When taking medication, watch for signs of serious problems, including:

  • Jaundice (yellowing of the skin or the whites of the eyes)
  • Pale stools or dark urine
  • bruises easily
  • Rapid or irregular heartbeat


There are simple steps you can take to reduce your risk of getting a fungal nail infection. They understand:

  • Wear flip flops in public places (rather than going barefoot)
  • Wear well-fitting, breathable shoes and clean socks
  • Allow wet shoes to dry before wearing them again
  • Use antifungal powder in your shoes
  • Keep nails cut short
  • Disinfect nail clippers
  • Keep feet clean and dry
  • Keep your feet hydrated
  • Treat Athlete’s Foot Immediately

If you notice a fungal infection, make an appointment with a health care provider.


Nail fungus is caused by microscopic organisms that enter your nail and cause an infection. Anyone can get nail fungus, but it’s more common in older people and people with chronic health conditions. Symptoms include discolored, thick, and brittle nails. You can prevent nail fungus by making sure your feet and shoes are dry, wearing flip flops in public locker rooms and showers, disinfecting nail clippers, etc.

A word from Verywell

If your nails are flaking, thick or yellow, don’t ignore them: a fungal infection may be brewing. Remember that the sooner you start treatment, the better the results. Tell a health care provider if you have any allergies, heart disease, kidney or liver problems, blood disorders, or are taking any medications as this may affect your medications.

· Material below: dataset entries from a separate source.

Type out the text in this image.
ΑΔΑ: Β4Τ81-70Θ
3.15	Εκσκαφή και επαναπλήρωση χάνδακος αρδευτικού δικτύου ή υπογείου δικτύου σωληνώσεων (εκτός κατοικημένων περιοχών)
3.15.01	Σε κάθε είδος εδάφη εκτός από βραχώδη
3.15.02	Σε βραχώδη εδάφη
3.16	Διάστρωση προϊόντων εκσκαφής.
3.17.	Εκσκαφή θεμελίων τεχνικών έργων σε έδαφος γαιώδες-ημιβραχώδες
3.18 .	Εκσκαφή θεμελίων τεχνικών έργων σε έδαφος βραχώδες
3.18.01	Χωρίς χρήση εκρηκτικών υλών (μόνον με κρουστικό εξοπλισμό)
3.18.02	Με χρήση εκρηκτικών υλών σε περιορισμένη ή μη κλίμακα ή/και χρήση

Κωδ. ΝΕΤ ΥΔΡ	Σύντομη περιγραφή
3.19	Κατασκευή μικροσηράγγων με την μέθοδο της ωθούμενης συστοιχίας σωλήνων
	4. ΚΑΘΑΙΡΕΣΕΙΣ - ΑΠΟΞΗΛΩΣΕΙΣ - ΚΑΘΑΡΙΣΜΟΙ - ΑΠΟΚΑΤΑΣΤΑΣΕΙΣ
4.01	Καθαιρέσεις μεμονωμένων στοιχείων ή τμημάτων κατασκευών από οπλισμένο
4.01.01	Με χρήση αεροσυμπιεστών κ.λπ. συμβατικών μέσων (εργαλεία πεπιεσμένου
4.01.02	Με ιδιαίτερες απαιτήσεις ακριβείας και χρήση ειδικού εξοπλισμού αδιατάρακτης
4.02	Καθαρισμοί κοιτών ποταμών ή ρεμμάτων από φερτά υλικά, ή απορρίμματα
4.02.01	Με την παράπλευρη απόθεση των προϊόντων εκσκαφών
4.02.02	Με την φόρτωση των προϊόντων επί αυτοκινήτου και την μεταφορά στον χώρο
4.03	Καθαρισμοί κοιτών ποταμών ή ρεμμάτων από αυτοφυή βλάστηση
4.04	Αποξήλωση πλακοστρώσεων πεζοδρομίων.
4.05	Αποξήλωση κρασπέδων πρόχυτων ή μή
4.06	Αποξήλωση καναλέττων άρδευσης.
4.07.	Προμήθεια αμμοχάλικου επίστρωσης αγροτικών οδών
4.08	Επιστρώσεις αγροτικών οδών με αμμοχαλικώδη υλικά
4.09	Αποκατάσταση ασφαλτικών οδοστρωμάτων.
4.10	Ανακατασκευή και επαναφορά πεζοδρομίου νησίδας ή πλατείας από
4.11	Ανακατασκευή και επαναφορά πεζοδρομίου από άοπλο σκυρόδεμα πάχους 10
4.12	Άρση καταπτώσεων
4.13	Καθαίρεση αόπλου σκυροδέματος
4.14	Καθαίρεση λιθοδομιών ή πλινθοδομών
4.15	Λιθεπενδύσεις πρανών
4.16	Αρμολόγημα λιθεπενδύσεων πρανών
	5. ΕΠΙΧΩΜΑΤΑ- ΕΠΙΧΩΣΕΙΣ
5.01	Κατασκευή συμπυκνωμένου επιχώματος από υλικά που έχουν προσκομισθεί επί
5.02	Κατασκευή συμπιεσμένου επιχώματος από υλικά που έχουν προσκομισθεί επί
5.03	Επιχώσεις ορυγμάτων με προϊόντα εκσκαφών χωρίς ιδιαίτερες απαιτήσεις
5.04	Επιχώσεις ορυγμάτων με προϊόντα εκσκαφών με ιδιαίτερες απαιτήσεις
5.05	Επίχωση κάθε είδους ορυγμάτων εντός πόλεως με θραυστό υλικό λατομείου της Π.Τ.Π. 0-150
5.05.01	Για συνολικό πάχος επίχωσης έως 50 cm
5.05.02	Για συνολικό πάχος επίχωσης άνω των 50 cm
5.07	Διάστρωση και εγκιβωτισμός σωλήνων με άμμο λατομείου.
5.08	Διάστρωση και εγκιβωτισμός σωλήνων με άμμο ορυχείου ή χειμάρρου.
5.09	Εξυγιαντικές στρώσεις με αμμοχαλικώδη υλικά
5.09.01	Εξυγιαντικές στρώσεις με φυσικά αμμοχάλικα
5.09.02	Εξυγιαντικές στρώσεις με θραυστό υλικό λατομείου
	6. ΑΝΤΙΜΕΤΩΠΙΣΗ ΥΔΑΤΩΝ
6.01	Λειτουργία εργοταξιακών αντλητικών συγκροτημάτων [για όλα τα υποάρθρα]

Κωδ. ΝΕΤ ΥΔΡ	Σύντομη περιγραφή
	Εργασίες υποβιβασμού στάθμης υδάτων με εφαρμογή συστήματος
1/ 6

Frequently Asked Questions

  • What is the fastest home remedy for nail fungus?

    Some people use apple cider vinegar or essential oils like tea tree oil as home remedies for treating nail fungus. However, there is not enough evidence that these treatments work. Instead, it’s best to work with a health care provider to determine the best course of treatment.

  • What happens if you don’t treat nail fungus?

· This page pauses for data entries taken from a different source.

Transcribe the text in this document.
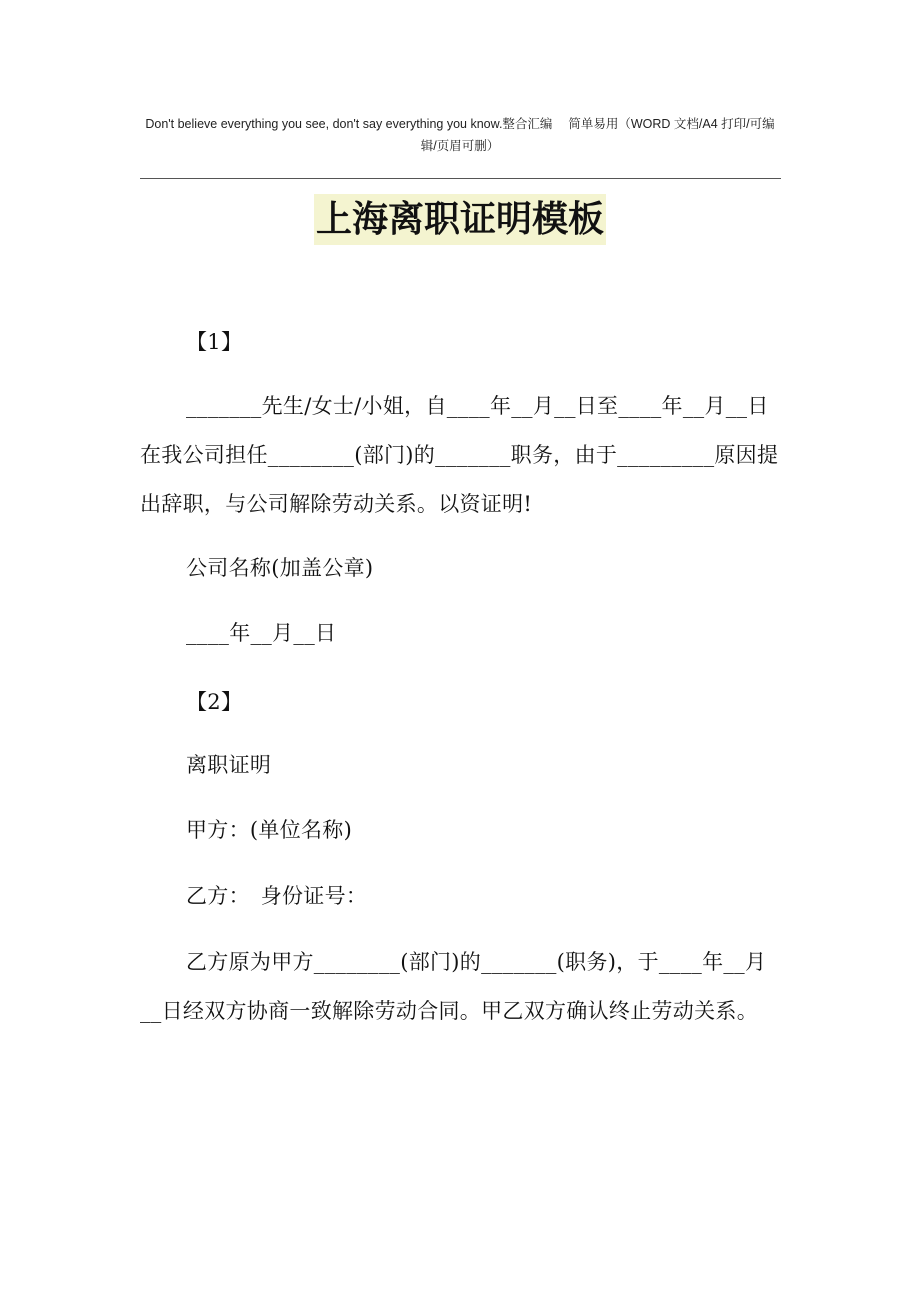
Don't believe everything you see, don't say everything you know.整合汇编 　简单易用（WORD 文档/A4 打印/可编辑/页眉可删）
上海离职证明模板

【1】

_______先生/女士/小姐，自____年__月__日至____年__月__日在我公司担任________(部门)的_______职务，由于_________原因提出辞职，与公司解除劳动关系。以资证明!

公司名称(加盖公章)

____年__月__日

【2】

离职证明

甲方：(单位名称)

乙方：　身份证号：

乙方原为甲方________(部门)的_______(职务)，于____年__月__日经双方协商一致解除劳动合同。甲乙双方确认终止劳动关系。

    Untreated nail fungus can quickly get worse. Fungal infections do not go away on their own; they continue to grow and spread.

  • Why won’t my nail fungus go away?

    Nail fungus can be complicated to treat. This is because fungal infections are stubborn and the treatment process is long. You should continue taking your medications and see a health care provider if you do not improve. You might need a different treatment approach.